Anthony Cauchi, John Cauchi, Majella Ferguson, Donna Grech, Zeke Kadir, Ian Morgan, Wayne Smith and David Sundstrom were all suspended by GRNSW in 2015, pending the outcome of their respective inquiries, following footage gathered by Animals Australia, which captured greyhounds being blooded using live animals such as rabbits and possums.
Some of the footage was then shown on the ABC’s Four Corners program, titled ‘Making A Killing’, which went to air on February 16, 2015.
However, on Friday, the authority body announced it had to ‘reluctantly withdraw’ the ongoing inquiries into the matters after it was determined the secret surveillance footage obtained was in breach of the Surveillance Devices Act 2005, which could potentially expose GRNSW to criminal prosecution if it were to press forward.
The technicality stems from section 11 (1) of the Surveillance Devices Act 2005 which says:
“It is an offence to publish, or communicate to any person, a record of the carrying on of an activity, that has come to the person’s knowledge as a direct or indirect result of the use of an optical surveillance device.”
This prevents GRNSW from depending on the footage for its inquiry into any breach of the Greyhound Racing Rules, however, it was noted criminal prosecutions conducted by the NSW Director of Public Prosecutions or RSPCA NSW are not subject to the same restrictions.
Wayne Smith, one of the previously-suspended trainers, told Australian Racing Greyhound he had mixed feelings about the announcement, which he was made aware of through a friend on Friday afternoon.
“It’s strange,” Smith said.
“I have been suspended for 12 months and I was very disappointed back then, but I was slowly getting over it.
“I had to get rid of all my dogs and the whole thing upset the apple cart left, right and centre for me.
“Now they are dropping the charges, rightfully so, but it took them 12 months to do so. Wow.”
Smith, who had been involved in the industry for 30 years prior to his suspension, said he was distressed by GRNSW’s decision to suspend his licence last year, with the only vision tying him to the scandal involving a dead rabbit.
“The footage (was obtained) illegally, there is no doubt about that at all,” he said.
“When I first went into the inquiries 10 months ago me and my solicitor told them (GRNSW) they only had footage of a dead rabbit – and they agreed with me.
“Yet they proceeded to suspend me, based on illegal footage of a dead rabbit for some unknown reason.
“It was very disappointing.”
With NSW licenses due for renewal at the beginning of the 2015/2016 financial year, the suspended persons will now have to re-apply to be registered participants of the greyhound racing industry.

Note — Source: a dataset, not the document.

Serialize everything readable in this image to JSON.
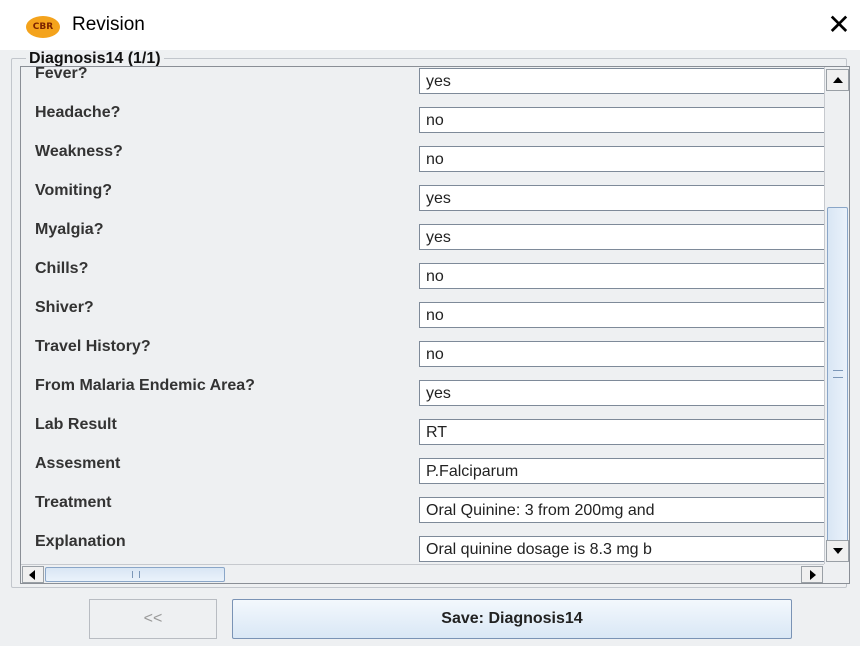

GRNSW was unable to confirm whether it had the power to deny the participants their licences upon application. Smith says he is unsure at this stage whether he will apply to get back into the dog game after a difficult year.
“It has been a long time since I have had dogs and now I am thinking do I want to go and get dogs again?” he said.
“I will sit down with my family and we will have a talk about it.
“I always loved my dogs and when they were taken off me 12 months ago it left a big hole in my life.
“It has been horrible, the whole thing, not only for me but for people who are friends of mine — I have lost friends throughout this whole thing — it has been horrible.”
GRNSW also announced it had withdrawn its inquiries into six other participants, namely Todd Fear, Harry Sarkis, Leo Vanderburg, Adam Wade, Paul Wade and Daniel Brewer, who had appeared before or had been named in the Special Commission of Inquiry.
GRNSW said in the statement they could not lay charges against the participants due to the evidence given throughout the Special Commission being inadmissible.
“A number of witnesses that gave evidence at the Special Commission of Inquiry into the Greyhound Racing Industry in NSW have subsequently refused to answer questions or assist GRNSW’s inquiries,” it read.
“Accordingly as GRNSW has no power to compel witnesses to attend and/or answer questions, and the Special Commissions of Inquiry Act 1983 prevents admissions of wrongdoing by witnesses being used in other proceedings, GRNSW concluded there was insufficient evidence to lay charges against these participants.
“The refusal of witnesses to cooperate with GRNSW’s inquiries, prohibitions contained in the Surveillance Devices legislation, insufficient regulatory powers and inability to use admissions of wrongdoing made at the Commission is deeply frustrating and prevents GRNSW from taking appropriate disciplinary action in these matters.”